Unlike business BK protections, strategic mortgage defaults hurt mammoth corporations and mammoth corporations like to stick together.
I’m visualizing a picture of a bunch of wooly mammoths stomping around. And they’re not at all happy about this juxtaposition of their behavior with that of Joe Homeowner’s.
I too find this interesting. The media, who made home ownership into a huge game of investing and flipping and profiting and the easy way to wealth suddenly paints a picture of shame for the “homeowner.” It’s either a home or a business decision. Pick one.
People who make decisions based on information in the corporate-owned media are empty-headed sheep who deserve to be fleeced and financially slaughtered.
I find this quite hypocritical. These mammoth corporations who like to Stick Together and Merge and Form Holding Companies just so happen to be the same corporations who hate “union goons” and encouraged — nay, FORCED — everyone out of union pensions and into separate 401Ks so that we could control our OWN destiny? That is, the big boyz like their monopolistic union collusions on a grand scale while the little guy gets to fend for himself individually, with “hard work.”
Julius Ceaser could not have divided and conquered more effectively.
why is it an ethical issue to default?
You both signed the contract. If you don’t make the payments, as specified in the contract, then they repossess your house, as also specified in the contract. All very business-like and proper, AND ethical.
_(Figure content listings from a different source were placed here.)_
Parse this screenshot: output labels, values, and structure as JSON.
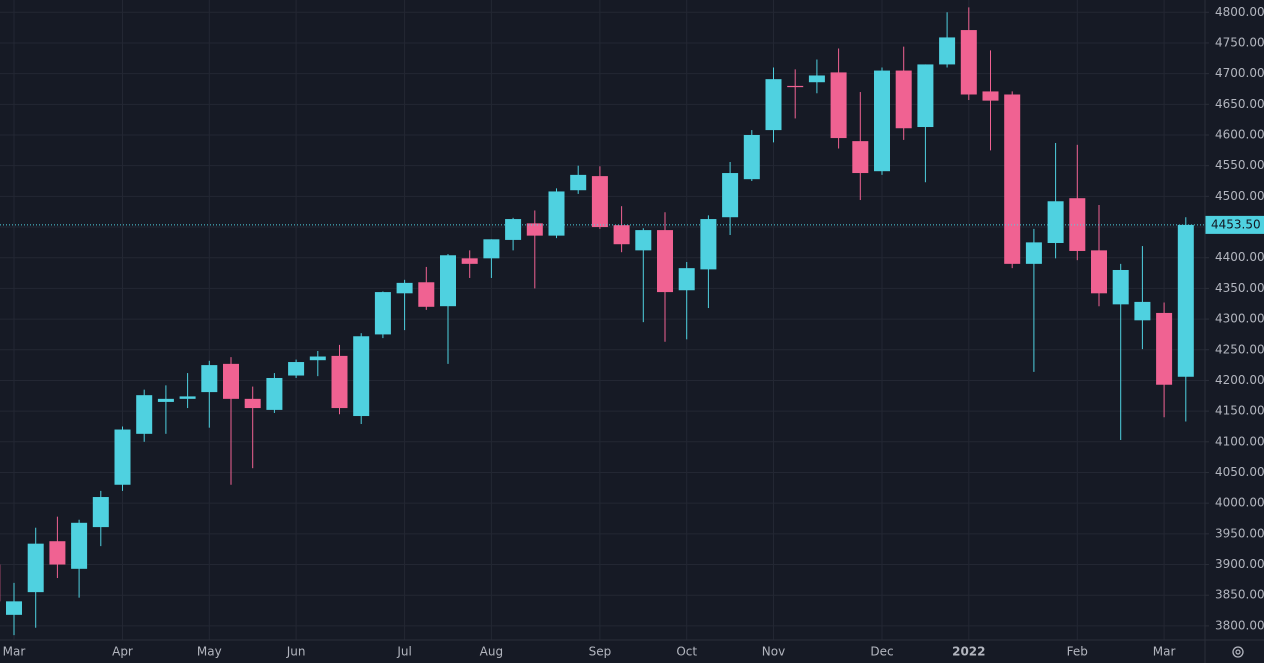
{
  "chart_data": {
    "type": "candlestick",
    "categories": [
      null,
      "Mar",
      null,
      null,
      null,
      null,
      "Apr",
      null,
      null,
      null,
      "May",
      null,
      null,
      null,
      "Jun",
      null,
      null,
      null,
      null,
      "Jul",
      null,
      null,
      null,
      "Aug",
      null,
      null,
      null,
      null,
      "Sep",
      null,
      null,
      null,
      "Oct",
      null,
      null,
      null,
      "Nov",
      null,
      null,
      null,
      null,
      "Dec",
      null,
      null,
      null,
      "2022",
      null,
      null,
      null,
      null,
      "Feb",
      null,
      null,
      null,
      "Mar",
      null
    ],
    "open": [
      3900,
      3818,
      3855,
      3938,
      3893,
      3961,
      4030,
      4113,
      4165,
      4170,
      4181,
      4227,
      4170,
      4152,
      4208,
      4233,
      4240,
      4142,
      4275,
      4342,
      4360,
      4321,
      4399,
      4399,
      4429,
      4456,
      4436,
      4510,
      4533,
      4453,
      4412,
      4445,
      4347,
      4381,
      4466,
      4528,
      4608,
      4680,
      4686,
      4702,
      4590,
      4541,
      4705,
      4613,
      4715,
      4771,
      4671,
      4666,
      4390,
      4424,
      4497,
      4412,
      4324,
      4298,
      4310,
      4206
    ],
    "high": [
      3910,
      3870,
      3960,
      3978,
      3973,
      4020,
      4125,
      4185,
      4192,
      4212,
      4232,
      4238,
      4190,
      4212,
      4234,
      4248,
      4258,
      4277,
      4345,
      4364,
      4385,
      4406,
      4412,
      4430,
      4465,
      4477,
      4513,
      4550,
      4549,
      4484,
      4448,
      4474,
      4393,
      4469,
      4556,
      4608,
      4710,
      4707,
      4723,
      4741,
      4670,
      4710,
      4744,
      4715,
      4800,
      4808,
      4738,
      4671,
      4447,
      4587,
      4584,
      4486,
      4390,
      4419,
      4327,
      4466
    ],
    "low": [
      3820,
      3785,
      3797,
      3878,
      3846,
      3930,
      4020,
      4100,
      4113,
      4155,
      4123,
      4030,
      4057,
      4147,
      4204,
      4207,
      4145,
      4129,
      4269,
      4282,
      4315,
      4227,
      4367,
      4367,
      4412,
      4350,
      4432,
      4504,
      4447,
      4409,
      4295,
      4263,
      4267,
      4318,
      4437,
      4525,
      4588,
      4627,
      4668,
      4578,
      4494,
      4535,
      4592,
      4523,
      4710,
      4657,
      4575,
      4383,
      4214,
      4399,
      4396,
      4321,
      4103,
      4251,
      4140,
      4133
    ],
    "close": [
      3840,
      3840,
      3934,
      3900,
      3968,
      4010,
      4120,
      4176,
      4170,
      4174,
      4225,
      4170,
      4155,
      4204,
      4230,
      4239,
      4155,
      4272,
      4344,
      4359,
      4320,
      4404,
      4390,
      4430,
      4463,
      4436,
      4508,
      4535,
      4450,
      4422,
      4445,
      4344,
      4383,
      4463,
      4538,
      4600,
      4691,
      4678,
      4697,
      4595,
      4538,
      4705,
      4611,
      4715,
      4759,
      4666,
      4656,
      4390,
      4425,
      4492,
      4411,
      4342,
      4380,
      4328,
      4193,
      4453.5
    ],
    "up_color": "#4fd1e0",
    "down_color": "#f06292",
    "ylim": [
      3777,
      4820
    ],
    "yticks": [
      {
        "value": 3800,
        "label": "3800.00"
      },
      {
        "value": 3850,
        "label": "3850.00"
      },
      {
        "value": 3900,
        "label": "3900.00"
      },
      {
        "value": 3950,
        "label": "3950.00"
      },
      {
        "value": 4000,
        "label": "4000.00"
      },
      {
        "value": 4050,
        "label": "4050.00"
      },
      {
        "value": 4100,
        "label": "4100.00"
      },
      {
        "value": 4150,
        "label": "4150.00"
      },
      {
        "value": 4200,
        "label": "4200.00"
      },
      {
        "value": 4250,
        "label": "4250.00"
      },
      {
        "value": 4300,
        "label": "4300.00"
      },
      {
        "value": 4350,
        "label": "4350.00"
      },
      {
        "value": 4400,
        "label": "4400.00"
      },
      {
        "value": 4450,
        "label": "4450.00"
      },
      {
        "value": 4500,
        "label": "4500.00"
      },
      {
        "value": 4550,
        "label": "4550.00"
      },
      {
        "value": 4600,
        "label": "4600.00"
      },
      {
        "value": 4650,
        "label": "4650.00"
      },
      {
        "value": 4700,
        "label": "4700.00"
      },
      {
        "value": 4750,
        "label": "4750.00"
      },
      {
        "value": 4800,
        "label": "4800.00"
      }
    ],
    "last_price": {
      "value": 4453.5,
      "label": "4453.50"
    },
    "grid": true
  }
}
The fact that the idiot bank officers never considered that the collateral on the loan could become worth less than the balance on the loan is NOT the borrower’s fault.
The Denver Post reports from Colorado. “Colorado homeowner Haidy Emard arrived at the ‘Save the Dream Tour’ at the Colorado Convention Center $40,000 behind on her mortgage payments and on the brink of foreclosure.
They should call it “Save the Scheme.” It isn’t about “helping” underwater homeowners and FBs; it’s about persuading them to to exercise the “squat rent free for an average of 540 days” option. Screw the banks and their servicers. They and their Republicrat henchmen created an environment of moral hazard; now the FBs have torn a page out of the bankster playbook and are flipping off their liabilities onto someone else - ultimately, Ben Bernanke’s printing press.
“Richard Plaster, the president of Signature Homes and a leading advocate for people to walk away from their homes, said when homeowners see corporations and other companies getting out of their debt, that makes the alternative more palatable. ‘I don’t think people can stay stupid forever,’ Plaster said.
People have lost all respect for lending institutions, and deservedly so. FBs who took out liar loans and lived beyond their means could not be expected to have any reservations about gaming the system or walking away from underwater loans (which is why 20% down should be mandatory). Banks who engaged in fraudulent and unsound lending practices thinking they’d dump their toxic waste mortgages on MBS bagholders should’ve been forced to repurchase those loans, even if it drove them into bankruptcy. Instead they dumped those liabilities onto Uncle Sam, and forced the dwindling tax base to involuntarily pay for the banksters’ swindles and recklessness. I for one have no qualms now about advising acquaintances who are under water to stop paying the mortgage and demand to see proof the foreclosing bank actually holds the title. This is the logical consequence of the moral hazard that government meddling in the housing market, and banker control of our political process, has brought about.